The first is concerned with the determination of the authority of the plaintiff to
exercise the power of eminent domain and the propriety of its exercise in the
context of the facts involved in the suit. It ends with an order, if not of dismissal of
the action, of condemnation declaring that the plaintiff has a lawful right to take
the property sought to be condemned, for the public use or purpose described in
the complaint, upon the payment of just compensation to be determined as of the
date of the filing of the complaint. An order of dismissal, if this be ordained, would
be a final one, of course, since it finally disposes of the action and leaves nothing
more to be done by the Court on the merits. So, too, would an order of
condemnation be a final one, for thereafter, as the Rules expressly state, in the
proceedings before the Trial Court, no objection to the exercise of the right of
condemnation (or the propriety thereof) shall be filed or heard.

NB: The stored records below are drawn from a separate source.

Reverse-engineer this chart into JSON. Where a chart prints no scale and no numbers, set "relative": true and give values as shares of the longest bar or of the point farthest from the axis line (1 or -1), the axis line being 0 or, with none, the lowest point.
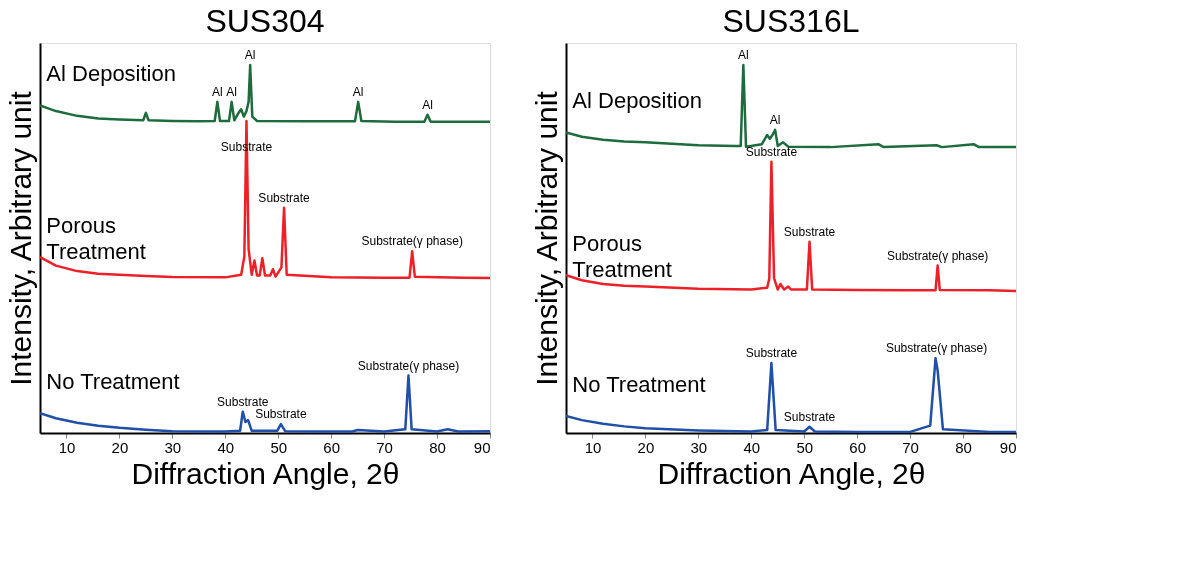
{
  "chart_data": [
    {
      "type": "line",
      "title": "SUS304",
      "xlabel": "Diffraction Angle, 2θ",
      "ylabel": "Intensity, Arbitrary unit",
      "relative": true,
      "xlim": [
        5,
        90
      ],
      "xticks": [
        10,
        20,
        30,
        40,
        50,
        60,
        70,
        80,
        90
      ],
      "grid": false,
      "legend": false,
      "marker": "none",
      "line_style": "solid",
      "series": [
        {
          "name": "Al Deposition",
          "color": "#1e6b3c",
          "x": [
            5,
            8,
            12,
            16,
            20,
            24.5,
            25,
            25.5,
            30,
            35,
            38,
            38.5,
            39,
            40.7,
            41.2,
            41.7,
            42.5,
            43,
            43.5,
            44,
            44.4,
            44.7,
            45.1,
            46,
            55,
            64.5,
            65.1,
            65.7,
            72,
            77.6,
            78.2,
            78.8,
            85,
            90
          ],
          "values": [
            0.89,
            0.875,
            0.862,
            0.855,
            0.852,
            0.85,
            0.87,
            0.85,
            0.848,
            0.847,
            0.848,
            0.9,
            0.848,
            0.848,
            0.9,
            0.85,
            0.87,
            0.88,
            0.86,
            0.875,
            0.9,
            1.0,
            0.86,
            0.848,
            0.847,
            0.847,
            0.9,
            0.848,
            0.846,
            0.846,
            0.865,
            0.846,
            0.846,
            0.846
          ]
        },
        {
          "name": "Porous\nTreatment",
          "color": "#ee2027",
          "x": [
            5,
            8,
            12,
            16,
            20,
            25,
            30,
            40,
            43,
            43.6,
            44,
            44.4,
            45,
            45.5,
            46,
            46.5,
            47,
            47.5,
            48.5,
            49,
            49.5,
            50.6,
            51.1,
            51.6,
            60,
            70,
            74.8,
            75.3,
            75.8,
            85,
            90
          ],
          "values": [
            0.478,
            0.455,
            0.44,
            0.433,
            0.43,
            0.427,
            0.424,
            0.423,
            0.43,
            0.48,
            0.848,
            0.5,
            0.43,
            0.469,
            0.428,
            0.428,
            0.475,
            0.428,
            0.428,
            0.445,
            0.425,
            0.45,
            0.612,
            0.43,
            0.423,
            0.422,
            0.422,
            0.494,
            0.425,
            0.422,
            0.421
          ]
        },
        {
          "name": "No Treatment",
          "color": "#1f4fa8",
          "x": [
            5,
            8,
            12,
            16,
            20,
            25,
            30,
            40,
            42.8,
            43.3,
            43.8,
            44.3,
            45,
            49.8,
            50.5,
            51.3,
            60,
            64,
            65,
            70,
            74,
            74.6,
            75.2,
            80,
            82,
            84,
            90
          ],
          "values": [
            0.054,
            0.04,
            0.028,
            0.02,
            0.014,
            0.009,
            0.005,
            0.004,
            0.006,
            0.058,
            0.03,
            0.035,
            0.006,
            0.006,
            0.024,
            0.005,
            0.004,
            0.004,
            0.008,
            0.004,
            0.01,
            0.156,
            0.01,
            0.004,
            0.01,
            0.004,
            0.005
          ]
        }
      ],
      "annotations": [
        {
          "text": "Al",
          "x": 38.5,
          "y": 0.9
        },
        {
          "text": "Al",
          "x": 41.2,
          "y": 0.9
        },
        {
          "text": "Al",
          "x": 44.7,
          "y": 1.0
        },
        {
          "text": "Al",
          "x": 65.1,
          "y": 0.9
        },
        {
          "text": "Al",
          "x": 78.2,
          "y": 0.865
        },
        {
          "text": "Substrate",
          "x": 44,
          "y": 0.75
        },
        {
          "text": "Substrate",
          "x": 51.1,
          "y": 0.612
        },
        {
          "text": "Substrate(γ phase)",
          "x": 75.3,
          "y": 0.494
        },
        {
          "text": "Substrate",
          "x": 43.3,
          "y": 0.058
        },
        {
          "text": "Substrate",
          "x": 50.5,
          "y": 0.024
        },
        {
          "text": "Substrate(γ phase)",
          "x": 74.6,
          "y": 0.156
        }
      ]
    },
    {
      "type": "line",
      "title": "SUS316L",
      "xlabel": "Diffraction Angle, 2θ",
      "ylabel": "Intensity, Arbitrary unit",
      "relative": true,
      "xlim": [
        5,
        90
      ],
      "xticks": [
        10,
        20,
        30,
        40,
        50,
        60,
        70,
        80,
        90
      ],
      "grid": false,
      "legend": false,
      "marker": "none",
      "line_style": "solid",
      "series": [
        {
          "name": "Al Deposition",
          "color": "#1e6b3c",
          "x": [
            5,
            8,
            12,
            16,
            20,
            30,
            37,
            38,
            38.5,
            39,
            42,
            43,
            43.5,
            44,
            44.5,
            45,
            46,
            47,
            55,
            64,
            65,
            75,
            76,
            82,
            83,
            90
          ],
          "values": [
            0.817,
            0.805,
            0.797,
            0.792,
            0.79,
            0.782,
            0.78,
            0.78,
            1.0,
            0.778,
            0.785,
            0.81,
            0.8,
            0.81,
            0.824,
            0.78,
            0.79,
            0.778,
            0.777,
            0.785,
            0.777,
            0.782,
            0.777,
            0.785,
            0.777,
            0.777
          ]
        },
        {
          "name": "Porous\nTreatment",
          "color": "#ee2027",
          "x": [
            5,
            8,
            12,
            16,
            20,
            30,
            40,
            43,
            43.4,
            43.8,
            44.3,
            45,
            45.5,
            46.2,
            47,
            47.5,
            50.5,
            51,
            51.5,
            60,
            70,
            74.8,
            75.2,
            75.6,
            85,
            90
          ],
          "values": [
            0.429,
            0.415,
            0.405,
            0.4,
            0.398,
            0.392,
            0.39,
            0.395,
            0.42,
            0.737,
            0.42,
            0.39,
            0.405,
            0.39,
            0.398,
            0.39,
            0.39,
            0.52,
            0.39,
            0.389,
            0.388,
            0.388,
            0.455,
            0.389,
            0.388,
            0.386
          ]
        },
        {
          "name": "No Treatment",
          "color": "#1f4fa8",
          "x": [
            5,
            8,
            12,
            16,
            20,
            30,
            40,
            43,
            43.8,
            44.6,
            50,
            51,
            52,
            60,
            70,
            73.8,
            74.8,
            75.2,
            76.2,
            85,
            90
          ],
          "values": [
            0.046,
            0.035,
            0.025,
            0.018,
            0.013,
            0.007,
            0.004,
            0.008,
            0.19,
            0.008,
            0.004,
            0.017,
            0.004,
            0.003,
            0.003,
            0.02,
            0.203,
            0.17,
            0.01,
            0.003,
            0.003
          ]
        }
      ],
      "annotations": [
        {
          "text": "Al",
          "x": 38.5,
          "y": 1.0
        },
        {
          "text": "Al",
          "x": 44.5,
          "y": 0.824
        },
        {
          "text": "Substrate",
          "x": 43.8,
          "y": 0.737
        },
        {
          "text": "Substrate",
          "x": 51,
          "y": 0.52
        },
        {
          "text": "Substrate(γ phase)",
          "x": 75.2,
          "y": 0.455
        },
        {
          "text": "Substrate",
          "x": 43.8,
          "y": 0.19
        },
        {
          "text": "Substrate",
          "x": 51,
          "y": 0.017
        },
        {
          "text": "Substrate(γ phase)",
          "x": 75,
          "y": 0.203
        }
      ]
    }
  ]
}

The second phase of the eminent domain action is concerned with the
determination by the Court of the just compensation for the property sought to be
taken. This is done by the Court with the assistance of not more than three (3)

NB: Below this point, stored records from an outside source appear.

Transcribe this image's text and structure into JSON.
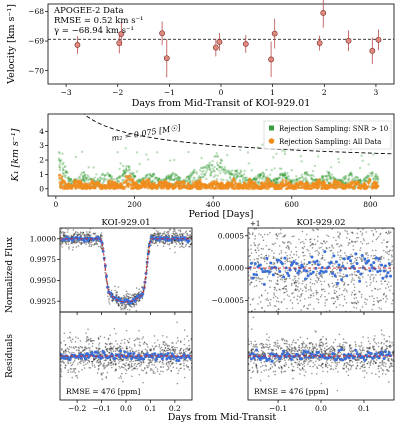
{
  "chart_data": [
    {
      "id": "rv",
      "type": "scatter",
      "xlabel": "Days from Mid-Transit of KOI-929.01",
      "ylabel": "Velocity [km s⁻¹]",
      "xlim": [
        -3.35,
        3.35
      ],
      "ylim": [
        -70.45,
        -67.75
      ],
      "xticks": [
        -3,
        -2,
        -1,
        0,
        1,
        2,
        3
      ],
      "yticks": [
        -70,
        -69,
        -68
      ],
      "annotation": [
        "APOGEE-2 Data",
        "RMSE = 0.52 km s⁻¹",
        "γ = −68.94 km s⁻¹"
      ],
      "gamma": -68.94,
      "points": [
        {
          "x": -2.78,
          "y": -69.13,
          "err": 0.3
        },
        {
          "x": -1.97,
          "y": -69.07,
          "err": 0.35
        },
        {
          "x": -1.93,
          "y": -68.76,
          "err": 0.4
        },
        {
          "x": -1.14,
          "y": -68.74,
          "err": 0.4
        },
        {
          "x": -1.05,
          "y": -69.58,
          "err": 0.65
        },
        {
          "x": -0.1,
          "y": -69.22,
          "err": 0.3
        },
        {
          "x": -0.03,
          "y": -69.03,
          "err": 0.3
        },
        {
          "x": 0.48,
          "y": -69.1,
          "err": 0.3
        },
        {
          "x": 0.97,
          "y": -69.62,
          "err": 0.6
        },
        {
          "x": 1.04,
          "y": -68.75,
          "err": 0.5
        },
        {
          "x": 1.91,
          "y": -69.07,
          "err": 0.25
        },
        {
          "x": 1.98,
          "y": -68.05,
          "err": 0.5
        },
        {
          "x": 2.47,
          "y": -68.99,
          "err": 0.35
        },
        {
          "x": 2.93,
          "y": -69.33,
          "err": 0.45
        },
        {
          "x": 3.05,
          "y": -68.96,
          "err": 0.35
        }
      ],
      "colors": {
        "point": "#e08a7e",
        "edge": "#7a2a2a",
        "err": "#b84a4a",
        "gamma_line": "#000000"
      }
    },
    {
      "id": "period",
      "type": "scatter",
      "xlabel": "Period [Days]",
      "ylabel": "K₁ [km s⁻¹]",
      "xlim": [
        -20,
        860
      ],
      "ylim": [
        -0.5,
        5.2
      ],
      "xticks": [
        0,
        200,
        400,
        600,
        800
      ],
      "yticks": [
        0,
        1,
        2,
        3,
        4
      ],
      "curve_label": "m₂ = 0.075 [M☉]",
      "legend": [
        "Rejection Sampling: SNR > 10",
        "Rejection Sampling: All Data"
      ],
      "legend_position": "upper-right",
      "colors": {
        "green": "#3a9e3a",
        "orange": "#f08c1e"
      }
    },
    {
      "id": "flux1",
      "type": "scatter",
      "title": "KOI-929.01",
      "ylabel": "Normalized Flux",
      "xlim": [
        -0.27,
        0.27
      ],
      "ylim": [
        0.9912,
        1.0013
      ],
      "yticks": [
        1.0,
        0.9975,
        0.995,
        0.9925
      ],
      "ytick_labels": [
        "1.0000",
        "0.9975",
        "0.9950",
        "0.9925"
      ],
      "transit": {
        "depth": 0.0067,
        "half_duration": 0.105,
        "ingress": 0.04
      }
    },
    {
      "id": "flux2",
      "type": "scatter",
      "title": "KOI-929.02",
      "offset_label": "+1",
      "xlim": [
        -0.17,
        0.17
      ],
      "ylim": [
        -0.00068,
        0.00062
      ],
      "yticks": [
        0.0005,
        0.0,
        -0.0005
      ],
      "ytick_labels": [
        "0.0005",
        "0.0000",
        "−0.0005"
      ]
    },
    {
      "id": "res1",
      "type": "scatter",
      "ylabel": "Residuals",
      "xlim": [
        -0.27,
        0.27
      ],
      "ylim": [
        -1,
        1
      ],
      "xticks": [
        -0.2,
        -0.1,
        0.0,
        0.1,
        0.2
      ],
      "xtick_labels": [
        "−0.2",
        "−0.1",
        "0.0",
        "0.1",
        "0.2"
      ],
      "annotation": "RMSE = 476 [ppm]"
    },
    {
      "id": "res2",
      "type": "scatter",
      "xlim": [
        -0.17,
        0.17
      ],
      "ylim": [
        -1,
        1
      ],
      "xticks": [
        -0.1,
        0.0,
        0.1
      ],
      "xtick_labels": [
        "−0.1",
        "0.0",
        "0.1"
      ],
      "annotation": "RMSE = 476 [ppm]"
    }
  ],
  "shared_xlabel": "Days from Mid-Transit",
  "colors": {
    "raw": "#1a1a1a",
    "binned": "#3a6fd8",
    "model": "#d62728"
  }
}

commissioners. The order fixing the just compensation on the basis of the evidence
before, and findings of, the commissioners would be final, too. It would finally
dispose of the second stage of the suit, and leave nothing more to be done by the
Court regarding the issue. Obviously, one or another of the parties may believe the
order to be erroneous in its appreciation of the evidence or findings of fact or
otherwise. Obviously, too, such a dissatisfied party may seek a reversal of the
order by taking an appeal there from.
On the second issue, the court held that a socialized housing is always for the
public used and that the public purpose of the socialized housing project is not in
any way diminished by the amount of just compensation that the court has fixed.

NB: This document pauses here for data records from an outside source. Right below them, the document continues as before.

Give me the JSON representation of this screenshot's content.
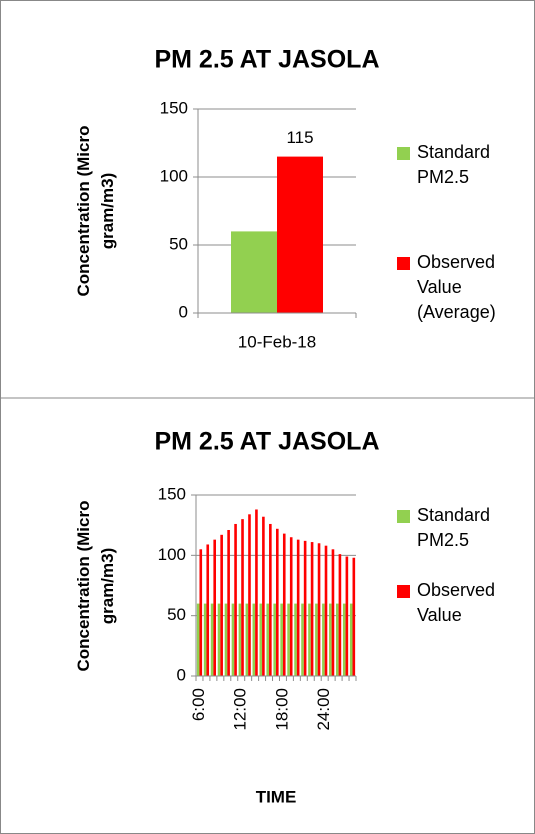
{
  "chart_data": [
    {
      "type": "bar",
      "title": "PM 2.5 AT JASOLA",
      "y_label": "Concentration (Micro gram/m3)",
      "categories": [
        "10-Feb-18"
      ],
      "series": [
        {
          "name": "Standard PM2.5",
          "color": "#92d050",
          "values": [
            60
          ]
        },
        {
          "name": "Observed Value (Average)",
          "color": "#ff0000",
          "values": [
            115
          ],
          "value_labels": [
            "115"
          ]
        }
      ],
      "ylim": [
        0,
        150
      ],
      "yticks": [
        0,
        50,
        100,
        150
      ],
      "grid": true,
      "legend": "right"
    },
    {
      "type": "bar",
      "title": "PM 2.5 AT JASOLA",
      "y_label": "Concentration (Micro gram/m3)",
      "x_label": "TIME",
      "categories": [
        "6:00",
        null,
        null,
        null,
        null,
        null,
        "12:00",
        null,
        null,
        null,
        null,
        null,
        "18:00",
        null,
        null,
        null,
        null,
        null,
        "24:00",
        null,
        null,
        null,
        null
      ],
      "series": [
        {
          "name": "Standard PM2.5",
          "color": "#92d050",
          "values": [
            60,
            60,
            60,
            60,
            60,
            60,
            60,
            60,
            60,
            60,
            60,
            60,
            60,
            60,
            60,
            60,
            60,
            60,
            60,
            60,
            60,
            60,
            60
          ]
        },
        {
          "name": "Observed Value",
          "color": "#ff0000",
          "values": [
            105,
            109,
            113,
            117,
            121,
            126,
            130,
            134,
            138,
            132,
            126,
            122,
            118,
            115,
            113,
            112,
            111,
            110,
            108,
            105,
            101,
            99,
            98
          ]
        }
      ],
      "ylim": [
        0,
        150
      ],
      "yticks": [
        0,
        50,
        100,
        150
      ],
      "grid": true,
      "legend": "right"
    }
  ]
}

On the third issue, the court ruled that in this case the doctrine of state immunity
cannot be applied to the NHA, although it is public in character, it is only public in
character since it is government-owned, having a juridical personality separate and
distinct from the government, the funds of such government-owned and controlled
corporations and non-corporate agency, although considered public in
character, are not exempt from garnishment.
Notes:
Important Discussion in the case:
When does the Doctrine of State Immunity not applied in the government
agencies?
1. The universal rule that where the State gives its consent to be sued by
private parties either by general or special law
2. If the funds belong to a public corporation or a government-owned or
controlled corporation which is clothed with a personality of its own,
separate and distinct from that of the government, then its funds are not
exempt from garnishment. This is so because when the government
enters into commercial business, it abandons its sovereign capacity and is
to be treated like any other corporation.

GARNISMENT AS DEFINED BY BLACK LAW DICTIONARY:


Garnishment
A judicial proceeding in which a creditor (or a potential creditor) asks
the court to order a third party who is indebted to or is bailee for the
debtor to turn over to the creditor any of the debtors property (such as
wages or bank accounts) held by that third party.
A person can initiate a garnishment action as means of either
prejudgment seizure or post judgment collection.
In short, it only means whether the Heirs of Guivelendo can file a case to
NHA to compel the latter to give to them the amount of the just
compensation as rendered by the court.